Featuring a stellar lineup of major names and rising stars—including Jadé Fadojutimi, Ilana Savdie, Emma McIntyre, Marina Perez Simão, and Daisy Parris—this group show opening at Pond Society during Shanghai Art Week celebrates the transformative power of abstraction. These artists explore innovative ways to make the intangible visible through gestural flows, contrasting paint tides and dynamic tensions. The nine contemporary women artists with works displayed here challenge conventional storytelling, offering fresh perspectives on narrative conveyed through an abstract language of color. They channel energies and sensations that transcend linguistic and symbolic realms, inviting viewers to experience emotion and movement beyond words.

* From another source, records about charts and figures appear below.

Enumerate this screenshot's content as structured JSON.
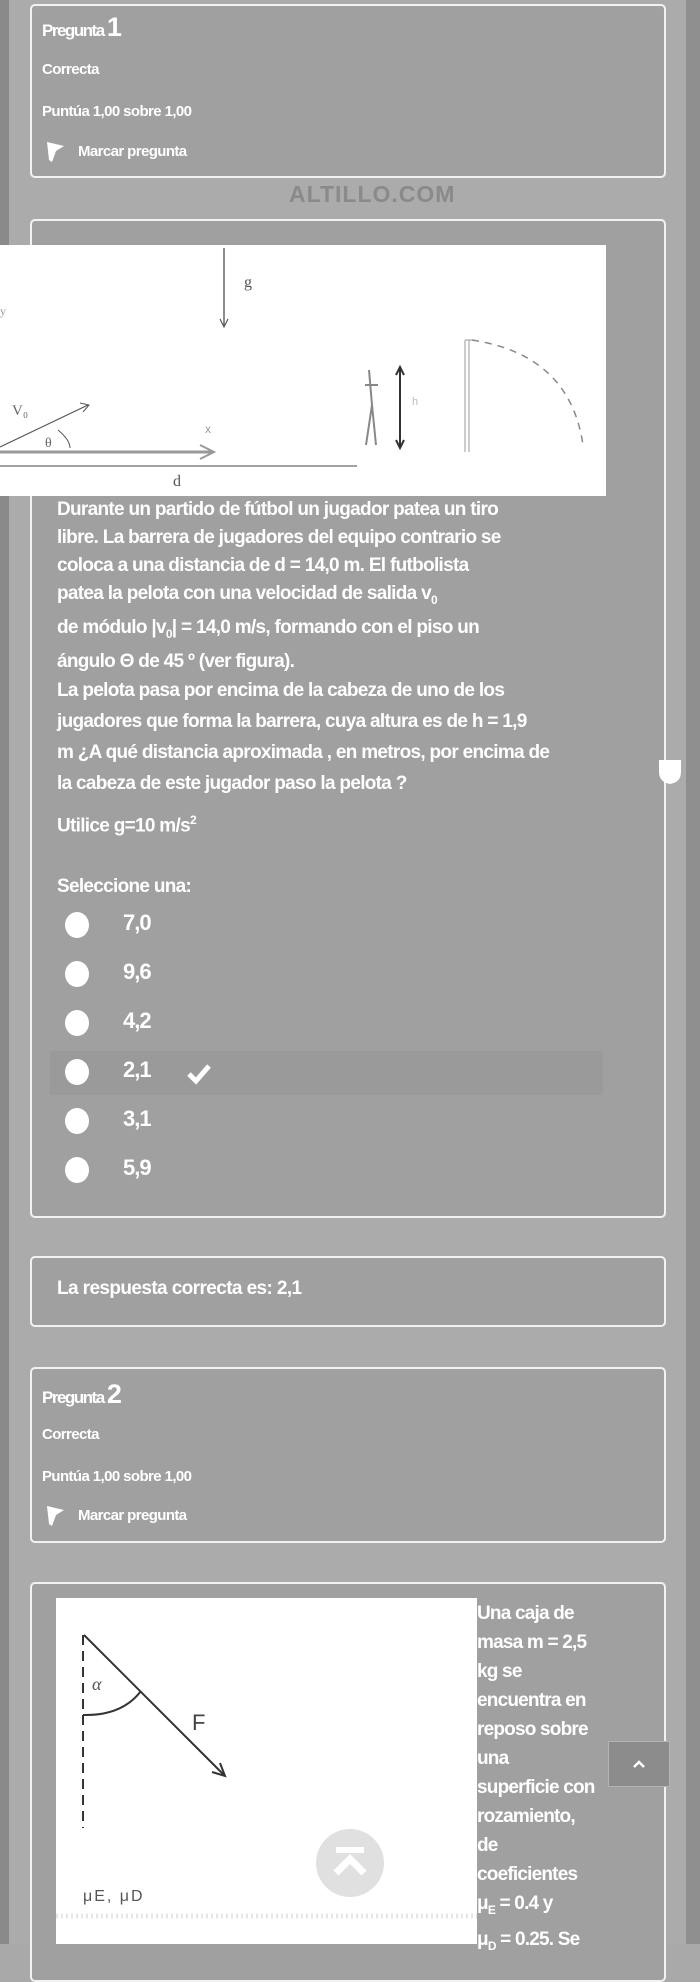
{
  "watermark": "ALTILLO.COM",
  "question1": {
    "title_word": "Pregunta",
    "number": "1",
    "state": "Correcta",
    "grade": "Puntúa 1,00 sobre 1,00",
    "flag_label": "Marcar pregunta",
    "figure_labels": {
      "g": "g",
      "y": "y",
      "v0": "V₀",
      "theta": "θ",
      "x": "x",
      "d": "d",
      "h": "h"
    },
    "paragraph1": {
      "l1": "Durante un partido  de fútbol un jugador patea un tiro",
      "l2": "libre. La barrera de jugadores del equipo contrario  se",
      "l3": "coloca  a  una distancia  de  d = 14,0  m. El futbolista",
      "l4a": "patea la pelota  con una velocidad de salida  v",
      "l4sub": "0",
      "l5a": "de  módulo  |v",
      "l5sub": "0",
      "l5b": "| = 14,0 m/s,  formando  con el piso  un",
      "l6": "ángulo Θ  de 45 º (ver figura)."
    },
    "paragraph2": {
      "l1": "La pelota pasa  por encima de la cabeza de uno de los",
      "l2": "jugadores que forma la  barrera, cuya  altura  es de h = 1,9",
      "l3": "m ¿A qué distancia aproximada , en metros, por encima de",
      "l4": "la cabeza de este  jugador paso  la pelota ?"
    },
    "gravity_a": "Utilice g=10 m/s",
    "gravity_sup": "2",
    "prompt": "Seleccione una:",
    "options": [
      {
        "label": "7,0",
        "correct": false
      },
      {
        "label": "9,6",
        "correct": false
      },
      {
        "label": "4,2",
        "correct": false
      },
      {
        "label": "2,1",
        "correct": true
      },
      {
        "label": "3,1",
        "correct": false
      },
      {
        "label": "5,9",
        "correct": false
      }
    ],
    "feedback": "La respuesta correcta es: 2,1"
  },
  "question2": {
    "title_word": "Pregunta",
    "number": "2",
    "state": "Correcta",
    "grade": "Puntúa 1,00 sobre 1,00",
    "flag_label": "Marcar pregunta",
    "figure_labels": {
      "alpha": "α",
      "F": "F",
      "mu": "μE, μD"
    },
    "text_lines": [
      "Una caja de",
      "masa m = 2,5",
      "kg se",
      "encuentra en",
      "reposo sobre",
      "una",
      "superficie con",
      "rozamiento,",
      "de",
      "coeficientes"
    ],
    "mu_e_a": "μ",
    "mu_e_sub": "E",
    "mu_e_b": " = 0.4 y",
    "mu_d_a": "μ",
    "mu_d_sub": "D",
    "mu_d_b": " = 0.25. Se"
  },
  "controls": {
    "scroll_top_icon": "chevron-up-icon",
    "back_to_top_icon": "arrow-to-top-icon"
  }
}
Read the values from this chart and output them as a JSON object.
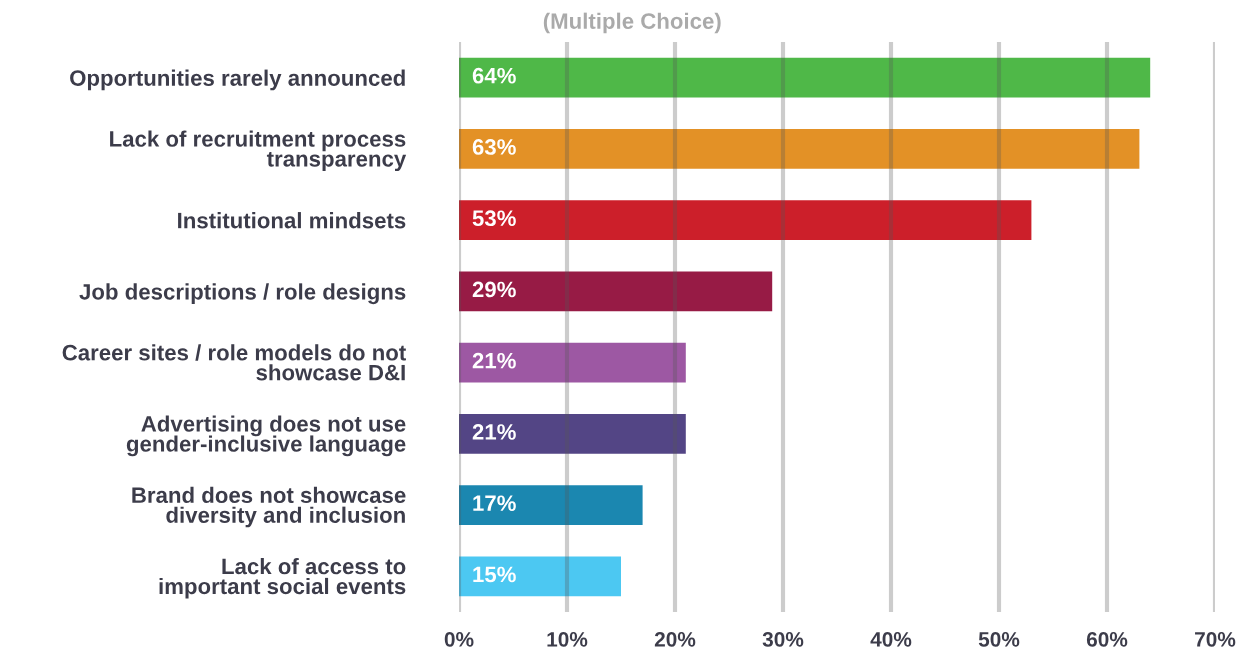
{
  "chart_data": {
    "type": "bar",
    "orientation": "horizontal",
    "title": "(Multiple Choice)",
    "categories": [
      "Opportunities rarely announced",
      "Lack of recruitment process\ntransparency",
      "Institutional mindsets",
      "Job descriptions / role designs",
      "Career sites / role models do not\nshowcase D&I",
      "Advertising does not use\ngender-inclusive language",
      "Brand does not showcase\ndiversity and inclusion",
      "Lack of access to\nimportant social events"
    ],
    "values": [
      64,
      63,
      53,
      29,
      21,
      21,
      17,
      15
    ],
    "colors": [
      "#4fb848",
      "#e39126",
      "#cc1f2a",
      "#971b45",
      "#9d58a3",
      "#534585",
      "#1b87b0",
      "#4cc8f2"
    ],
    "value_labels": [
      "64%",
      "63%",
      "53%",
      "29%",
      "21%",
      "21%",
      "17%",
      "15%"
    ],
    "xlim": [
      0,
      70
    ],
    "xticks": [
      {
        "value": 0,
        "label": "0%"
      },
      {
        "value": 10,
        "label": "10%"
      },
      {
        "value": 20,
        "label": "20%"
      },
      {
        "value": 30,
        "label": "30%"
      },
      {
        "value": 40,
        "label": "40%"
      },
      {
        "value": 50,
        "label": "50%"
      },
      {
        "value": 60,
        "label": "60%"
      },
      {
        "value": 70,
        "label": "70%"
      }
    ],
    "grid": "x",
    "legend": false
  }
}
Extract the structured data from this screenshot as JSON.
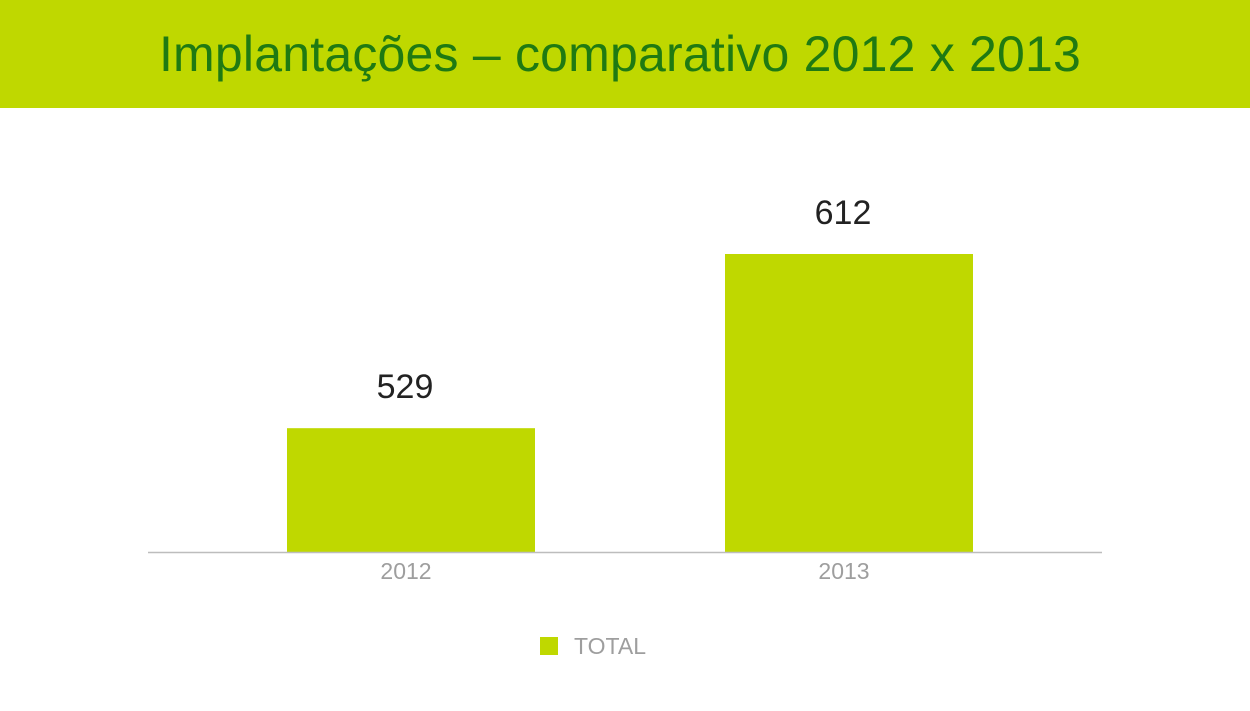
{
  "header": {
    "title": "Implantações – comparativo 2012 x 2013"
  },
  "colors": {
    "header_bg": "#bfd800",
    "title": "#1f7a12",
    "bar": "#bfd800",
    "axis": "#bdbdbd",
    "tick_label": "#9e9e9e",
    "value_label": "#222222"
  },
  "chart_data": {
    "type": "bar",
    "title": "Implantações – comparativo 2012 x 2013",
    "categories": [
      "2012",
      "2013"
    ],
    "series": [
      {
        "name": "TOTAL",
        "values": [
          529,
          612
        ]
      }
    ],
    "data_labels": [
      "529",
      "612"
    ],
    "ylim": [
      470,
      640
    ],
    "grid": false,
    "legend": {
      "position": "bottom",
      "entries": [
        "TOTAL"
      ]
    }
  }
}
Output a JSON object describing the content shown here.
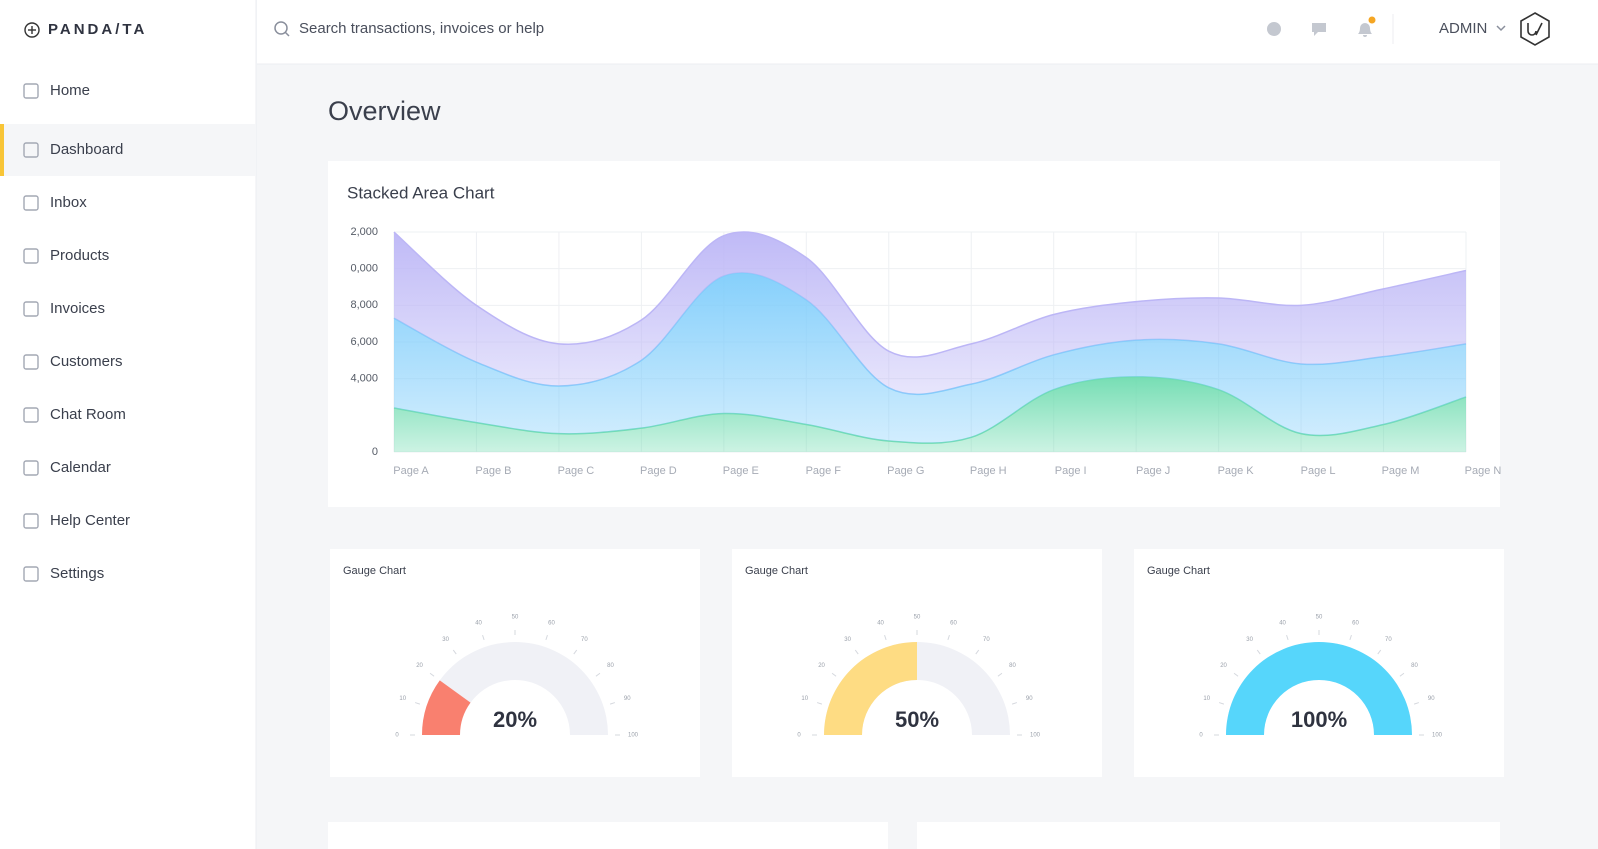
{
  "brand": "PANDA/TA",
  "search_placeholder": "Search transactions, invoices or help",
  "user": "ADMIN",
  "nav": [
    {
      "label": "Home"
    },
    {
      "label": "Dashboard",
      "active": true
    },
    {
      "label": "Inbox"
    },
    {
      "label": "Products"
    },
    {
      "label": "Invoices"
    },
    {
      "label": "Customers"
    },
    {
      "label": "Chat Room"
    },
    {
      "label": "Calendar"
    },
    {
      "label": "Help Center"
    },
    {
      "label": "Settings"
    }
  ],
  "page_title": "Overview",
  "chart_data": [
    {
      "type": "area",
      "stacked": true,
      "title": "Stacked Area Chart",
      "categories": [
        "Page A",
        "Page B",
        "Page C",
        "Page D",
        "Page E",
        "Page F",
        "Page G",
        "Page H",
        "Page I",
        "Page J",
        "Page K",
        "Page L",
        "Page M",
        "Page N"
      ],
      "series": [
        {
          "color": "#6fdcb0",
          "values": [
            2400,
            1600,
            1000,
            1300,
            2100,
            1500,
            600,
            800,
            3400,
            4100,
            3400,
            1000,
            1500,
            3000
          ]
        },
        {
          "color": "#7fcdfb",
          "values": [
            4900,
            3300,
            2600,
            3700,
            7500,
            6800,
            2900,
            2900,
            1900,
            2000,
            2500,
            3800,
            3700,
            2900
          ]
        },
        {
          "color": "#bcb6f6",
          "values": [
            4700,
            3100,
            2300,
            2200,
            2200,
            2300,
            2000,
            2200,
            2200,
            2100,
            2500,
            3200,
            3700,
            4000
          ]
        }
      ],
      "ylim": [
        0,
        12000
      ],
      "yticks": [
        0,
        {
          "value": 4000,
          "label": "4,000"
        },
        {
          "value": 6000,
          "label": "6,000"
        },
        {
          "value": 8000,
          "label": "8,000"
        },
        {
          "value": 10000,
          "label": "0,000"
        },
        {
          "value": 12000,
          "label": "2,000"
        }
      ],
      "grid": true
    },
    {
      "type": "gauge",
      "title": "Gauge Chart",
      "value": 20,
      "value_label": "20%",
      "color": "#f9806f",
      "range": [
        0,
        100
      ],
      "ticks": [
        0,
        10,
        20,
        30,
        40,
        50,
        60,
        70,
        80,
        90,
        100
      ]
    },
    {
      "type": "gauge",
      "title": "Gauge Chart",
      "value": 50,
      "value_label": "50%",
      "color": "#fedc83",
      "range": [
        0,
        100
      ],
      "ticks": [
        0,
        10,
        20,
        30,
        40,
        50,
        60,
        70,
        80,
        90,
        100
      ]
    },
    {
      "type": "gauge",
      "title": "Gauge Chart",
      "value": 100,
      "value_label": "100%",
      "color": "#56d6fb",
      "range": [
        0,
        100
      ],
      "ticks": [
        0,
        10,
        20,
        30,
        40,
        50,
        60,
        70,
        80,
        90,
        100
      ]
    }
  ]
}
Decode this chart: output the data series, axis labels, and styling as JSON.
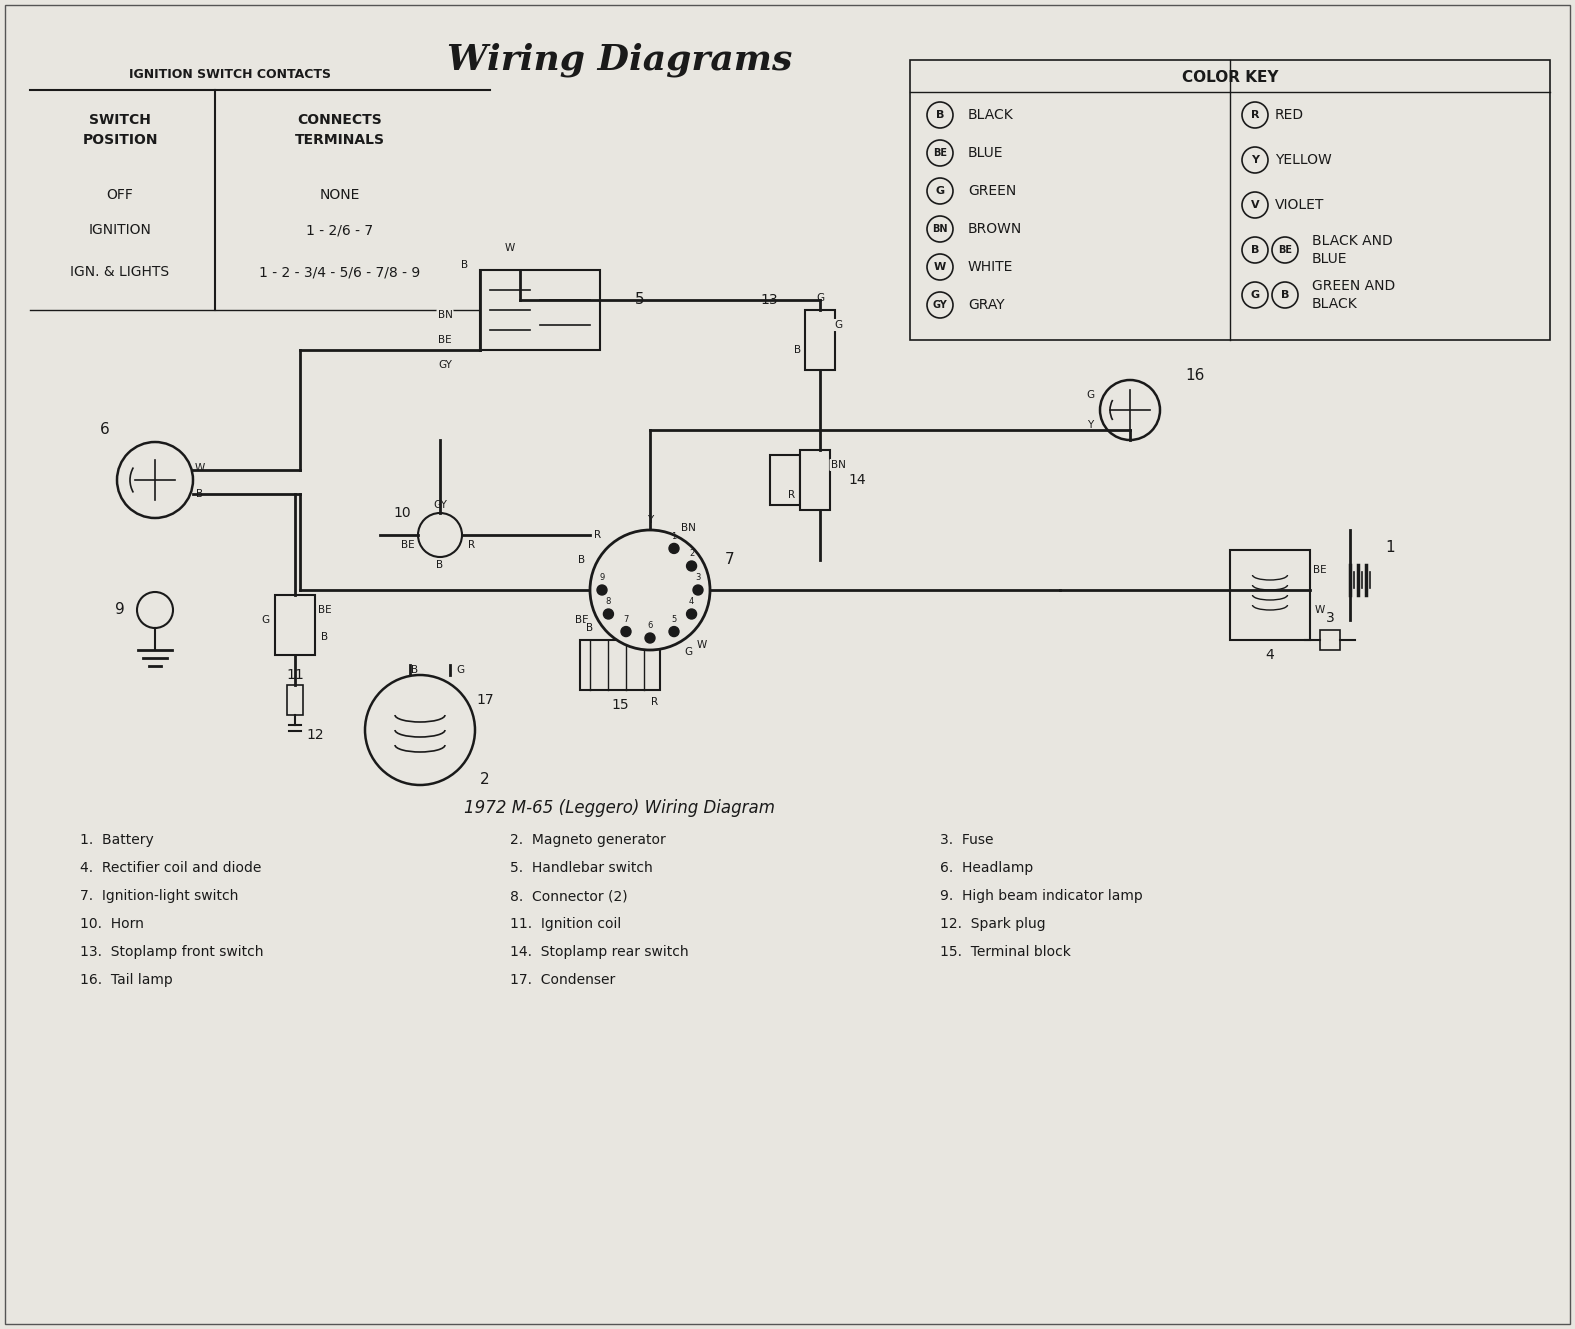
{
  "title": "Wiring Diagrams",
  "title_subtitle": "1972 M-65 (Leggero) Wiring Diagram",
  "bg_color": "#e8e6e0",
  "text_color": "#1a1a1a",
  "ignition_table": {
    "header": "IGNITION SWITCH CONTACTS",
    "col1_header": "SWITCH\nPOSITION",
    "col2_header": "CONNECTS\nTERMINALS",
    "rows": [
      [
        "OFF",
        "NONE"
      ],
      [
        "IGNITION",
        "1 - 2/6 - 7"
      ],
      [
        "IGN. & LIGHTS",
        "1 - 2 - 3/4 - 5/6 - 7/8 - 9"
      ]
    ]
  },
  "color_key": {
    "header": "COLOR KEY",
    "left": [
      {
        "symbol": "B",
        "label": "BLACK"
      },
      {
        "symbol": "BE",
        "label": "BLUE"
      },
      {
        "symbol": "G",
        "label": "GREEN"
      },
      {
        "symbol": "BN",
        "label": "BROWN"
      },
      {
        "symbol": "W",
        "label": "WHITE"
      },
      {
        "symbol": "GY",
        "label": "GRAY"
      }
    ],
    "right": [
      {
        "symbol": "R",
        "label": "RED"
      },
      {
        "symbol": "Y",
        "label": "YELLOW"
      },
      {
        "symbol": "V",
        "label": "VIOLET"
      },
      {
        "symbol": "B BE",
        "label": "BLACK AND\nBLUE"
      },
      {
        "symbol": "G B",
        "label": "GREEN AND\nBLACK"
      }
    ]
  },
  "legend_items": [
    "1.  Battery",
    "2.  Magneto generator",
    "3.  Fuse",
    "4.  Rectifier coil and diode",
    "5.  Handlebar switch",
    "6.  Headlamp",
    "7.  Ignition-light switch",
    "8.  Connector (2)",
    "9.  High beam indicator lamp",
    "10.  Horn",
    "11.  Ignition coil",
    "12.  Spark plug",
    "13.  Stoplamp front switch",
    "14.  Stoplamp rear switch",
    "15.  Terminal block",
    "16.  Tail lamp",
    "17.  Condenser"
  ]
}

ALCHEMISTS” is on view at Pond Society through December 12. 

Bony Ramirez’s “100 Rabbits Minus 1” at BANK / MAB Society

Painting of a young girlPainting of a young girl

For his first solo show in Asia, “100 Rabbits minus One,” Dominican Republic-born and New Jersey-based artist Bony Ramirez embarks on a playful exploration of the relentless yet complicated pursuit of perfection, starting with an investigation of models and values imposed since childhood and often mainly shaped by parents’ expectations. “The idea of reaching excellence, to be flawless, is something we all chase,” Ramirez states in the press release. “But somewhere along the way, there’s always that extra step, that feeling that 100 is never really achievable. This exhibition explores that gap – between how close we come and how far we feel.” In this new series of multimedia work, the artist employs the theme of ballet training to explore the complex emotions behind striving for an unrealistic ideal, between frustration, ambition and desire for perfection that is often beyond human capabilities.

100 Rabbits minus One” is on view at BANK / MAB Society through January 1.